Now that he was freed from his domestic responsibilities and other immediate obligations, he pursued his professional career with earnest zeal. His PhD dissertation was on British fiction with particular reference to James Joyce and Virginia Woolf. He soon got an invitation from the British Open University to work as a research scholar, and that was a gateway to the world he always wanted to explore.
This international exposure enabled him to meet with the heavyweights of literature and arts in Europe and, for the first time in his creative life, he discovered a mysterious unity and an underlying link in human creative effort all over the globe, in all forms of art and literature. This led to his keen interest in comparative literature as a discipline, which finally became his academic specialisation. For the next 17 years he was the busiest Indian academic, travelling as a visiting professor of comparative literature, to the US, Canada and Europe. So much so that he was nicknamed "Airport Professor" by his Indian colleagues and students.
In the fourth and final phase of his fertile and productive life, he is enjoying his retirement in Virginia, US, but he is even more active, mentally and physically, than he was in his working life. He goes to Europe almost every year: during 2012-13 he has been to UK, Germany, Turkey, Denmark and Norway.
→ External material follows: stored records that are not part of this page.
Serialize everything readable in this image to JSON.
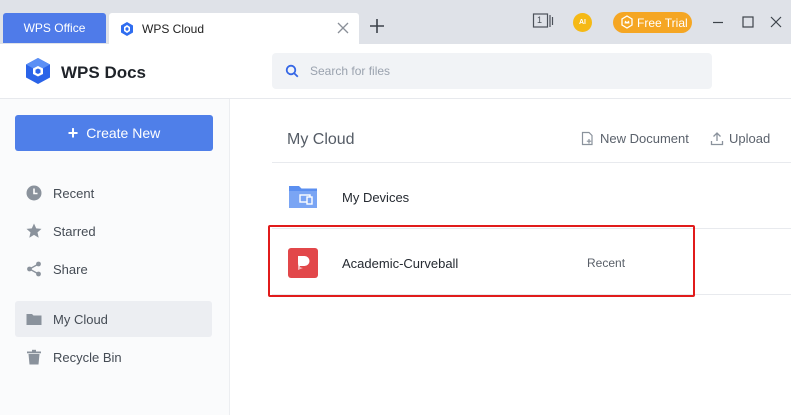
{
  "tabs": {
    "office_label": "WPS Office",
    "cloud_label": "WPS Cloud"
  },
  "titlebar": {
    "ai_label": "AI",
    "free_trial_label": "Free Trial",
    "page_indicator": "1"
  },
  "header": {
    "app_title": "WPS Docs",
    "search_placeholder": "Search for files"
  },
  "sidebar": {
    "create_label": "Create New",
    "items": [
      {
        "label": "Recent",
        "icon": "clock-icon"
      },
      {
        "label": "Starred",
        "icon": "star-icon"
      },
      {
        "label": "Share",
        "icon": "share-icon"
      },
      {
        "label": "My Cloud",
        "icon": "folder-icon",
        "active": true
      },
      {
        "label": "Recycle Bin",
        "icon": "trash-icon"
      }
    ]
  },
  "main": {
    "title": "My Cloud",
    "new_document_label": "New Document",
    "upload_label": "Upload",
    "rows": [
      {
        "name": "My Devices",
        "meta": "",
        "icon": "devices-folder-icon"
      },
      {
        "name": "Academic-Curveball",
        "meta": "Recent",
        "icon": "presentation-file-icon"
      }
    ]
  },
  "colors": {
    "accent": "#4f7fe9",
    "tab_active": "#4f7be9",
    "free_trial": "#f5a623",
    "highlight": "#e11b1b",
    "file_icon": "#e2474a"
  }
}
He also visits Canada at least once a year.
As a poet and a poetry-critic, he has been fighting against the genre of ghazal all his life, and after his retirement this crusade has become more vigorous and intense. His heroes are Hali, Azad, Noon Meem Rashed, and Meeraji, rather than Faiz, Firaq, or Nasir Kazmi.
Satyapal Anand puts the genre of ghazal under the title ‘Orature’ (oral literature) rather than proper literature. He is of the opinion that ghazal cannot be enjoyed through silent reading; it has got to be read aloud because it has developed and nourished in the mushaera culture, where a huge audience is sitting, fully charged with the expectation of a rhyming phrase coming up…and as soon as the poet utters that phrase, the audiences release their energy in the form of loud praise (daad). This circle repeats itself after every couplet, and thus the genre of ghazal belongs more to the performing arts than literature proper.
Due to this aversion to ghazal, Anand never took it seriously. He proudly mentions incidents when an audience demanded a ghazal from him, and he composed several couplets off hand, on the stage (which were, ironically enough, praised a lot by the crowd).
An interesting attribute of this memoir is that each of the four parts begins with a relevant extract from Buddha’s life story. Another feature that grabs our attention is a complete index (30 pages) of personal names at the end of the book.
What this book lacks -- and very badly so -- is proof reading. There are printing and spelling errors almost on every page, and one wonders if the author ever saw the draft before it went to the press.